Think of the Balkans, and its flourishing wine scene isn’t immediately what comes to mind.
But throughout its turbulent recent history, there has remained one certainty: the robust Balkan vineyards, which are some of the oldest in the world.
Far from the world stage and usurped by the more romantic bins of France, Italy and Spain, wine aficionados might be surprised to hear that the land here is uniquely fertile, with a wine history dating from the Ottoman Empire.
Under Yugoslav rule, wine was measured by quantity rather than quality but now an artisan community is thriving in Macedonia, Albania and Serbia. They’re far from the mass-market offerings of Bulgaria and Romania we see in London — and, in general, very cheap. Here’s where to find the best.
One of the best Serbian wines is prokupac. The sweet, red grape, first recorded here in the Middle Ages, is often served as a dark rosé.
The “new” wine scene is still growing but centuries of tradition are leading a sharp new focus on innovation, making Serbia’s wineries some of the region’s most exciting. Zupa, half a day from Belgrade, is the region to aim for.

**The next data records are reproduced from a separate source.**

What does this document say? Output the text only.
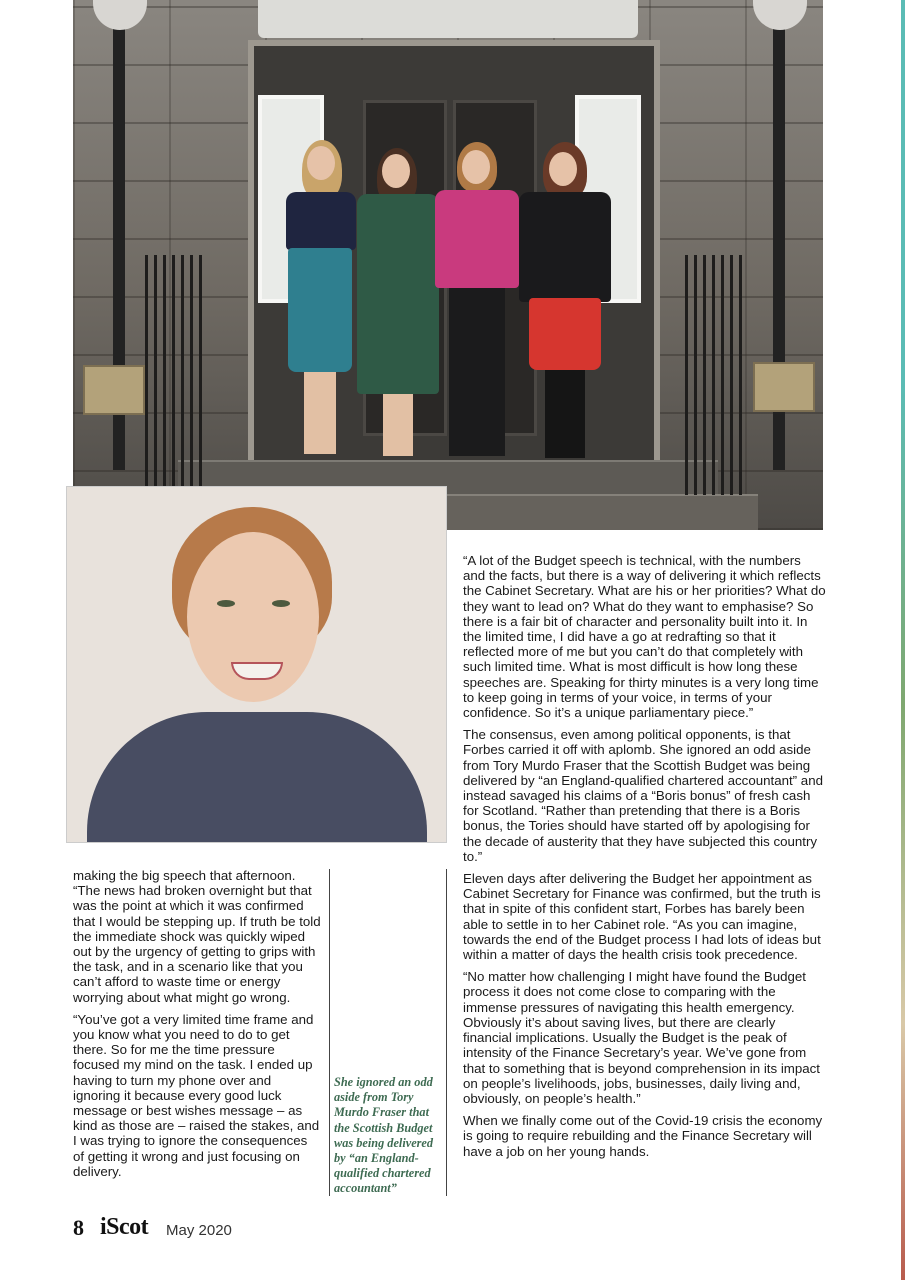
making the big speech that afternoon. “The news had broken overnight but that was the point at which it was confirmed that I would be stepping up. If truth be told the immediate shock was quickly wiped out by the urgency of getting to grips with the task, and in a scenario like that you can’t afford to waste time or energy worrying about what might go wrong.

“You’ve got a very limited time frame and you know what you need to do to get there. So for me the time pressure focused my mind on the task. I ended up having to turn my phone over and ignoring it because every good luck message or best wishes message – as kind as those are – raised the stakes, and I was trying to ignore the consequences of getting it wrong and just focusing on delivery.

She ignored an odd aside from Tory Murdo Fraser that the Scottish Budget was being delivered by “an England-qualified chartered accountant”

“A lot of the Budget speech is technical, with the numbers and the facts, but there is a way of delivering it which reflects the Cabinet Secretary. What are his or her priorities? What do they want to lead on? What do they want to emphasise? So there is a fair bit of character and personality built into it. In the limited time, I did have a go at redrafting so that it reflected more of me but you can’t do that completely with such limited time. What is most difficult is how long these speeches are. Speaking for thirty minutes is a very long time to keep going in terms of your voice, in terms of your confidence. So it’s a unique parliamentary piece.”

The consensus, even among political opponents, is that Forbes carried it off with aplomb. She ignored an odd aside from Tory Murdo Fraser that the Scottish Budget was being delivered by “an England-qualified chartered accountant” and instead savaged his claims of a “Boris bonus” of fresh cash for Scotland. “Rather than pretending that there is a Boris bonus, the Tories should have started off by apologising for the decade of austerity that they have subjected this country to.”

Eleven days after delivering the Budget her appointment as Cabinet Secretary for Finance was confirmed, but the truth is that in spite of this confident start, Forbes has barely been able to settle in to her Cabinet role. “As you can imagine, towards the end of the Budget process I had lots of ideas but within a matter of days the health crisis took precedence.

“No matter how challenging I might have found the Budget process it does not come close to comparing with the immense pressures of navigating this health emergency. Obviously it’s about saving lives, but there are clearly financial implications. Usually the Budget is the peak of intensity of the Finance Secretary’s year. We’ve gone from that to something that is beyond comprehension in its impact on people’s livelihoods, jobs, businesses, daily living and, obviously, on people’s health.”

When we finally come out of the Covid-19 crisis the economy is going to require rebuilding and the Finance Secretary will have a job on her young hands.

8 iScot May 2020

Near Krusevac is the idyllic Ivanovic Winery. Running for 98 years, it focuses on prokupac, with its deeply complex and robust sweetness, though cabernet and merlot are also popular, and owner Dragoslav Ivanovic swears by a dark, ruby-coloured blend of the three grapes, with complex fruity tones of blackberry, ripe plum and blueberry, plus a spicy green pepper and clove kick.
The vineyard is open daily; expect Dragoslav to speak passionately about how bizarre it is that this wine has never found fame outside of its homeland. A very good bottle should only set you back about £8.
Macedonia may be small (just shy of 10,000 square miles) but its vineyards pack a punch. In wine region Tikves,
50 miles south of the capital, Skopje, Stobi offers a range of tours, making it a good bet for the time-pushed. Visits end with a tasting paired with traditional Macedonian cuisine.
Tikves is more touristy, with its firelit tasting room for sipping gutsy, award-winning prokupac and vranec. The relaxed tour takes you past barrels containing the award-winning Alexandria Cuvée adored by locals, and Domaine Lepovo pinot noir.
Albania is famous for its vineyards, layered over gently rolling hills at an altitude of up to 1,000 metres. As in Macedonia, conditions here produce viticultural diversity — merlot, cabernet, pinot noir, riesling and sangiovese are abundant in this rich soil.
The Zadrima region’s clash of ecosystems — it’s where the Albanian Alps meet the Adriatic — makes for uniquely fertile land producing Mediterranean-style wine. Kallmet, named after the full-bodied, sweet local kallmet grape, produces award-winning red and whites including its “prestige” selection from 30-year-old vines. Arberi and Zadrima have other high-quality examples of native wineries in the area. Expect only locals at these seriously undercover gems.
Wizz Air flies from Luton to Belgrade from £37 one way, and Ryanair flies from Stansted to Podgorica (in Montenegro but close to Zadrima) from £13, so it’s easiest to fly into one and out of the other. Car hire costs around £130 per week. Hotels are around the £30-60 mark — Hotel Saradis in Krusevac has doubles from £43, B&B, and Hotel Frojd near Kallmet has doubles from £44, B&B.